Сейчас, в полумраке, она казалась много моложе своих лет. Или же, напротив, выглядела аккурат на возраст свой? И залюбоваться бы, да мешает… что мешает?
Ничего.
Просто… шкура чешется этак, нехорошо, предупреждая, что того и гляди прорежется неприличная для человека светского чешуя. А там и до крыльев недолго, что вовсе некомильфо-то будет. Себастьян тихонечко отступил к стене и потерся плечом, пытаясь утихомирить зуд. Приворотное? Отнюдь. Всплеска симпатии к кому-либо из находившихся в комнате он не испытывал, скорее уж желание немедленно оную комнату покинуть.
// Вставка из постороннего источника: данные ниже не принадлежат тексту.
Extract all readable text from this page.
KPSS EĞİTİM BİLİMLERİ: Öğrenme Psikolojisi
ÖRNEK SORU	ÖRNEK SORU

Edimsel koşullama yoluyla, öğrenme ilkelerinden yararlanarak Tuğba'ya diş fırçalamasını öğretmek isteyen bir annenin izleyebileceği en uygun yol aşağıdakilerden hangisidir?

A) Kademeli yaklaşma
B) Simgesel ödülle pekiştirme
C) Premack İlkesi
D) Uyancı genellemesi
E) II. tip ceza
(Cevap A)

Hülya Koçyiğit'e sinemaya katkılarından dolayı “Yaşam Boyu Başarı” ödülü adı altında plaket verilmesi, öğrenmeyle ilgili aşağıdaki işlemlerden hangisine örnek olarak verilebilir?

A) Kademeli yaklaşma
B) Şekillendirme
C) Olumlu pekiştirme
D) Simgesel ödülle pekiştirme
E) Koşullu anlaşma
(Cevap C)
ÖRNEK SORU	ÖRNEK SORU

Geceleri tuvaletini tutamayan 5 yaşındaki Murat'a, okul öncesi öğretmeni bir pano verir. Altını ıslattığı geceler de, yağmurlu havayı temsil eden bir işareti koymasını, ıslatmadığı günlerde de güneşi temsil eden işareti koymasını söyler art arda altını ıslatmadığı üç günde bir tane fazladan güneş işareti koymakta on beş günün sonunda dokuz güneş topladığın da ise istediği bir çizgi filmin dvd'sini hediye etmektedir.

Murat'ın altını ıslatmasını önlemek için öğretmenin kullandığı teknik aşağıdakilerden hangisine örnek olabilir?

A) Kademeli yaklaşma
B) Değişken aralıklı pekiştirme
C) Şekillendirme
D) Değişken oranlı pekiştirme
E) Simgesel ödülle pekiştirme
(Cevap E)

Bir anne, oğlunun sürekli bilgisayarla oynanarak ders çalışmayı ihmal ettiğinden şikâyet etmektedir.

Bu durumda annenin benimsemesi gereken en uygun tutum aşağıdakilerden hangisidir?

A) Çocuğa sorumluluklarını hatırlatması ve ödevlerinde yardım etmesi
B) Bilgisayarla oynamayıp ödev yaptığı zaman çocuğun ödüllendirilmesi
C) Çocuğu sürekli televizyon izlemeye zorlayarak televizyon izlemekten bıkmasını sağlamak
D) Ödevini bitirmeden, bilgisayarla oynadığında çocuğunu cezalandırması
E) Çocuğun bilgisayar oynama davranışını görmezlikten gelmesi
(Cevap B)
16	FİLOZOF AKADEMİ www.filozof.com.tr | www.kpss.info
И не только комнату, но и дом.
Побыстрей.
Пока не поздно…
— Что мы должны услышать? — поинтересовалась Бавнута и, подобрав юбки, направилась к дверям. Но те закрылись и так резко, будто кто-то стоявший за порогом, захлопнул их. Звук ударил по нервам, и крылья едва не выстрелили, укрывая Себастьяна от неведомой опасности.
— Вой, — Катарина потрогала мочку уха.
Не проколоты.
И серег не носит, как и цепочек, браслетов, а ей бы пошли браслеты, руки у нее красивые, с тонкими запястьями и длинными кистями. Пальцы тонкие…
— Ветер, — нервически произнесла панна Белялинска и повторила, сама себя убеждая, — это всего-навсего ветер. По осени здесь частенько ветра бывают.
— Думаете?
Улыбка Катарины Себастьяну совсем не понравилась. Этакая… с легкой безуминкой, а еще с сожалением, будто бы знала она что-то, ему недоступное. Не только ему, но и прочим, в комнате собравшимся. Пан Белялинский поежился и проворчал.
— Из окон тянет.
— Я же говорю, ветер. А вы тут… устроили…
— У них фантазия богатая, — поддержал супругу пан Белялинский. — Представляешь, заявили, что будто бы я занимаюсь контрабандой!
— А вы не занимаетесь? — поинтересовался Вилли который занял самое дальнее кресло, сдвинувши его в угол. И ногой этак качнул, едва не потерявши тапочек.
— Нет, конечно! — не слишком искренне возмутился пан Белялинский.